Will Microsoft Shake Up Cloud Computing SLAs?
For Microsoft, which announced its cloud computing platform this week, it seems like service level agreements don't just mean uptime. That thinking could shake up the industry.
Though Microsoft isn't giving any firm details on its plans for service level agreements with Windows Azure and the Azure Services Platform, presentations and discussions with Azure's developers here have dropped plenty of hints.
In a presentation at the company's Professional Developers Conference today, Microsoft's Gianpaolo Carraro, director of SAAS architecture in the company's architecture strategy team, said that SLA's shouldn't just mean meeting uptime promises, though that's the common definition of cloud SLA's these days. Companies will typically offer something like a 99.5% uptime promise, and if that isn't met, customers get some sort of refund.

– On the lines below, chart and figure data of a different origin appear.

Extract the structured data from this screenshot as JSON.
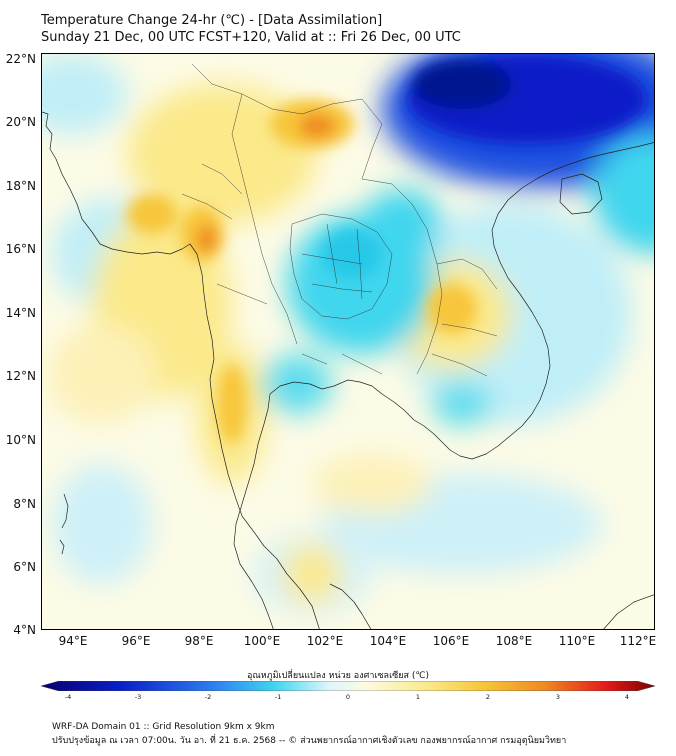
{
  "title": {
    "line1": "Temperature Change 24-hr (℃) - [Data Assimilation]",
    "line2": "Sunday 21 Dec, 00 UTC FCST+120, Valid at :: Fri 26 Dec, 00 UTC"
  },
  "map": {
    "lat_labels": [
      "22°N",
      "20°N",
      "18°N",
      "16°N",
      "14°N",
      "12°N",
      "10°N",
      "8°N",
      "6°N",
      "4°N"
    ],
    "lon_labels": [
      "94°E",
      "96°E",
      "98°E",
      "100°E",
      "102°E",
      "104°E",
      "106°E",
      "108°E",
      "110°E",
      "112°E"
    ],
    "extent": {
      "lon_min": 93.0,
      "lon_max": 112.5,
      "lat_min": 4.0,
      "lat_max": 22.2
    },
    "colors": {
      "strong_cold": "#0a1fc8",
      "cold": "#3fd6ee",
      "cool": "#bfeef8",
      "neutral": "#fdfdf0",
      "warm": "#fbe98a",
      "warmer": "#f7c63a",
      "hot": "#ef8a22"
    }
  },
  "colorbar": {
    "label": "อุณหภูมิเปลี่ยนแปลง หน่วย องศาเซลเซียส (℃)",
    "ticks": [
      "-4",
      "-3",
      "-2",
      "-1",
      "0",
      "1",
      "2",
      "3",
      "4"
    ],
    "range": [
      -4,
      4
    ]
  },
  "footer": {
    "line1": "WRF-DA Domain 01 :: Grid Resolution 9km x 9km",
    "line2": "ปรับปรุงข้อมูล ณ เวลา 07:00น. วัน อา. ที่ 21 ธ.ค. 2568 -- © ส่วนพยากรณ์อากาศเชิงตัวเลข กองพยากรณ์อากาศ กรมอุตุนิยมวิทยา"
  }
}
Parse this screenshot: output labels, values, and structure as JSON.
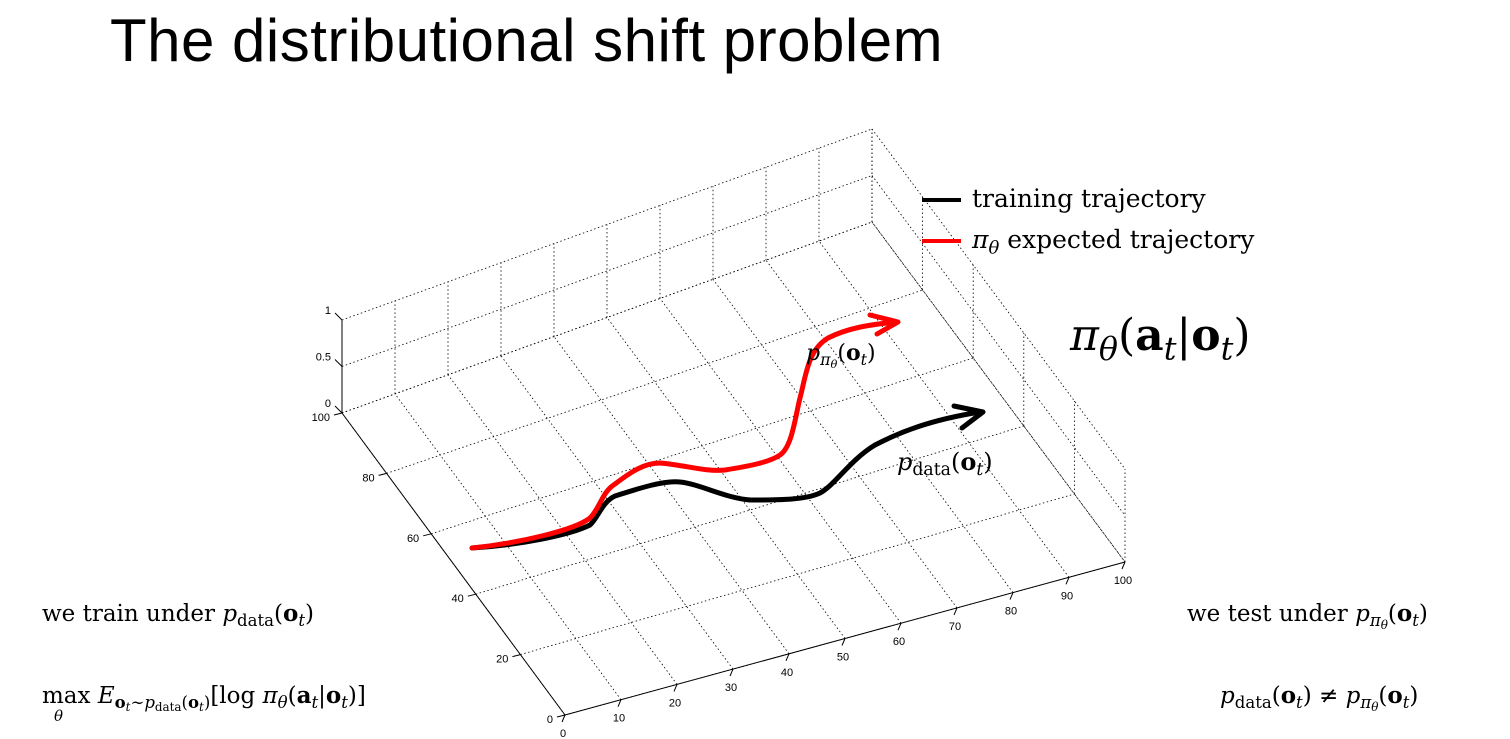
{
  "slide": {
    "title": "The distributional shift problem"
  },
  "legend": {
    "items": [
      {
        "key": "training",
        "label": "training trajectory",
        "color": "#000000"
      },
      {
        "key": "policy",
        "label": "expected trajectory",
        "symbol": "π",
        "symbol_sub": "θ",
        "color": "#ff0000"
      }
    ]
  },
  "labels": {
    "policy_formula": "πθ(at|ot)",
    "p_pi": "pπθ(ot)",
    "p_data": "pdata(ot)"
  },
  "bottom_text": {
    "train_prefix": "we train under",
    "test_prefix": "we test under",
    "objective": "max_θ E_{ot∼pdata(ot)}[log πθ(at|ot)]",
    "inequality": "pdata(ot) ≠ pπθ(ot)"
  },
  "axes": {
    "z_ticks": [
      "1",
      "0.5",
      "0"
    ],
    "y_ticks": [
      "100",
      "80",
      "60",
      "40",
      "20",
      "0"
    ],
    "x_ticks": [
      "0",
      "10",
      "20",
      "30",
      "40",
      "50",
      "60",
      "70",
      "80",
      "90",
      "100"
    ]
  }
}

That just doesn't go far enough, Carraro said. Not only should these uptime promises be available, but instead of the cloud vendor measuring the uptime, customers should be able to have some sort of monitoring meter to understand what the uptime actually was for them, and then reconcile that with the cloud vendor's measure. That may be challenging, since it will be difficult to determine whether it was the cloud vendor, the network provider, or the customer who was actually at fault.
But that's just the start. He added that cloud SLA's might also include other optional features, such as promises that certain types of transactions will take a certain length of time, management APIs, programmatic access to the health model of a service, the choice to make applications use firewall friendly protocols, the ability to pause or stop an application or a piece of one from running on the fly, and the ability to do things like trigger back-up of data at certain points in time.
In addition, one of Azure's developers said in an interview, Microsoft is considering SLA's that would enable companies to do things like choose the geographic location where they want their applications to run, though that would likely be expensive.
These shifts could have profound implications for the services industry, since many vendors today resist setting up even uptime-based SLA's for cloud-based applications because many simply can't deliver on their promises. However, offering SLA's that don't hinge only on uptime should actually be more of a win for service providers, since they hedge problems with uptime with more controllable options. In the long run, offering a plethora of cloud SLA's should even entice hesitant companies to move to the cloud.